Strategy: Be proactive. Take full advantage of the annual gift-tax exclusion each year. This can slash a future estate-tax bill or wipe it out completely.

If your family will still owe federal estate tax upon your death (see related article), the impact will be softened by the federal estate-tax exemption in effect for that year.

Caution: It’s best to start a gift-giving program while you’re in good health. Otherwise, the IRS may question its validity. In particular, the IRS is suspicious of certain “deathbed gifts” (see related article).

If you haven’t already done so, begin giving generous gifts to family members this year. Under the annual gift-tax exclusion, you can give each recipient up to $12,000 per year without paying any federal gift tax. This exclusion doubles to $24,000 a year for joint gifts by a married couple.

Example: Say you have three adult children and seven grandchildren. If you and your spouse give each one the maximum $12,000 this year, you can transfer $240,000 ($24,000 x 10) free of gift tax. By systematically using this technique, you can reduce your taxable estate by $1.2 million ($240,000 x 5) in just five years.
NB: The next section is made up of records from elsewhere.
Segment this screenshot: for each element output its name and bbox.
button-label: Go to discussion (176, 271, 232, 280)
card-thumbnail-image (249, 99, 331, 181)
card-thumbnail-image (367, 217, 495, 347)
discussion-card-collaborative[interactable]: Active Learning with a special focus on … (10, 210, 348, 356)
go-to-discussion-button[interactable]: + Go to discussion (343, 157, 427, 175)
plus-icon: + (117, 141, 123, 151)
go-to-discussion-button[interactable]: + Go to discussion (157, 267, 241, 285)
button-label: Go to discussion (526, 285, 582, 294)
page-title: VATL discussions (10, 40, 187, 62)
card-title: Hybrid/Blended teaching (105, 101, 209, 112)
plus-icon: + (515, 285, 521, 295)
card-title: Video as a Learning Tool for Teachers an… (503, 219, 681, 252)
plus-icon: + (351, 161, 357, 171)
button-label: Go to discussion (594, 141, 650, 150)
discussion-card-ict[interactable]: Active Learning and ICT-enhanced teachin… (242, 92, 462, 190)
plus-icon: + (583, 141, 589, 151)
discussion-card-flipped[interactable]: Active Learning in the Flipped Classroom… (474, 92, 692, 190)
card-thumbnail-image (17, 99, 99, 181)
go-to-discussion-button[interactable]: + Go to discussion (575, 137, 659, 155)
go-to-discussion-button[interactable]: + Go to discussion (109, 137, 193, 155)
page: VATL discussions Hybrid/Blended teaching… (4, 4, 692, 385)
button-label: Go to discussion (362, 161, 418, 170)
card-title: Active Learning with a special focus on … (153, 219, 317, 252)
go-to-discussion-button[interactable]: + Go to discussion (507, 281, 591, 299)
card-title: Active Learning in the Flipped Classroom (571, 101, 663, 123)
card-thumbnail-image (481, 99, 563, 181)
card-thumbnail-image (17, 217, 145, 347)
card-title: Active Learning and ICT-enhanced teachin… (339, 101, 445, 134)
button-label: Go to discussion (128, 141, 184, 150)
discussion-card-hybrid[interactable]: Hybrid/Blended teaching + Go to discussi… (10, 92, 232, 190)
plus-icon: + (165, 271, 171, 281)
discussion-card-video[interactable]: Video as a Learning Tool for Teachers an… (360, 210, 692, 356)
What’s more, you also can use your lifetime gift-tax exemption of $1 million to shelter gifts above the annual gift-tax exclusion. But this reduces the available estate-tax exemption. Currently, the effective estate tax shelter is $2 million for decedents dying in 2007 with a maximum tax rate of 45%. The exemption amount is scheduled to increase to $3.5 million for 2009 before the estate tax is repealed in 2010—and 2010 only. Bad news: When the estate tax returns in 2011, the available estate tax shelter will be only $1 million.

Once you transfer amounts to family members through gifts, subsequent income generated by the funds is taxed to the recipients. Assuming most— or all—of the family members are in lower tax brackets than you are, the overall income-tax savings for the family can be substantial.

Caveat: To the extent that the unearned income of a grandchild under age 18 exceeds an annual threshold ($1,700 for 2007), the excess is taxed at the top marginal tax rate of the grandchild’s parents. Beginning in 2008, the reach of this so-called “kiddie tax” is generally being extended to children under age 19; under age 24 for full-time students (see SBTS, July 2007).